There was controversion as to the dates of the reports, which is of no moment on this appeal. The record reflects that at the time of the reports, defendant was in necessitous circumstances, and considerably delinquent in his payments to the finance company holding the paper on the trailer.

The defendant does not deny his guilt based on the facts, assuming the charging statute to be valid, but urges reversal as a matter of law because of two errors, one procedural, the other as a matter of claimed unconstitutionality of the legislation under which he was charged.

His thesis on appeal is that 1) the prosecutor’s argument to the jury prejudicially was inflammatory and unsupported by the evidence; and 2) that § 76-6-521, the charging statute, is unconstitutionally vague and overbroad as to the offense and conduct necessary for violation.

As to his first point on appeal, the defendant relies on the following language of the prosecutor: “He’s got the trailer, or he knows where it is,” — referring to the defendant. Defendant claims that such statement was not supported by the evidence, and hence reversible. The record which included contradictions by the defendant himself and lack of specificity in events designed to rebut guilt were numerous enough to be permissible quarry for comment by the prosecutor. The challenged comment was well within the latitude approved in such cases as State v. Valdez,3 and State v. Bautista,4 which reserve a wide range of argument to the jury for prosecutors generally.

With respect to the constitutional question raised as to vagueness, it appears to have been answered by the clarity of the statute itself, which reads as follows:

Every person who presents ... any false or fraudulent claim, ... upon any contract of insurance for the payment of any loss ... is punishable as in the manner prescribed for theft of property of like value. [Emphasis added.]
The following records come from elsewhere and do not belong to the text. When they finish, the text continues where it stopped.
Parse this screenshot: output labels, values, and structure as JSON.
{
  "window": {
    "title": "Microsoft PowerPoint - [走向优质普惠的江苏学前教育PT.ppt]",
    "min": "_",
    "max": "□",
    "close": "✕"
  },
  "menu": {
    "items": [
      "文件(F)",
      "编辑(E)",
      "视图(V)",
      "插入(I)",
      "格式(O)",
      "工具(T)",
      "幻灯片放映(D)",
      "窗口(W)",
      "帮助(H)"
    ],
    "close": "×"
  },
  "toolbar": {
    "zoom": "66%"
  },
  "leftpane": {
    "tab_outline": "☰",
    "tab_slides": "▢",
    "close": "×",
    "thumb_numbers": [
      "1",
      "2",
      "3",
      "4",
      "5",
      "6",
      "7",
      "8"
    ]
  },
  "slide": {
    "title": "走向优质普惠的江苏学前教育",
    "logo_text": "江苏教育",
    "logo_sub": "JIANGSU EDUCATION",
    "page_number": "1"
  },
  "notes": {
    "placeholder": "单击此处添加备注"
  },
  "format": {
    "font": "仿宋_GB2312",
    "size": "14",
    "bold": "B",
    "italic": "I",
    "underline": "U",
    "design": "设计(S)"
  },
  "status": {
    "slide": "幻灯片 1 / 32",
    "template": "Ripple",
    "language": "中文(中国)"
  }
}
There appears to.be no vagueness here. The defendant erroneously contends that the statute calls for a punishment of theft. *150It is obvious this is not true. The statute merely provides for punishment in the “manner prescribed for theft,” not punishment for the commission of a theft. Theft is not a part of the offense charged, albeit a yardstick, which is supplied for the purpose of pronouncing and service of sentence. The punishment is therefore the same as is meted out had the offense charged been theft. In any event, the jury found defendant guilty of filing a false insurance claim — not theft. Theft, of course, did not lie in this case because it would have required a charge of stealing from oneself.

The verdicts and judgments are affirmed.

. In violation of U.C.A., 1953, 76-6-521.

. In violation of U.C.A., 1953, 76-8-506.

. 30 Utah 2d 54, 513 P.2d 422 (1973).

. 30 Utah 2d 112, 514 P.2d 530 (1973).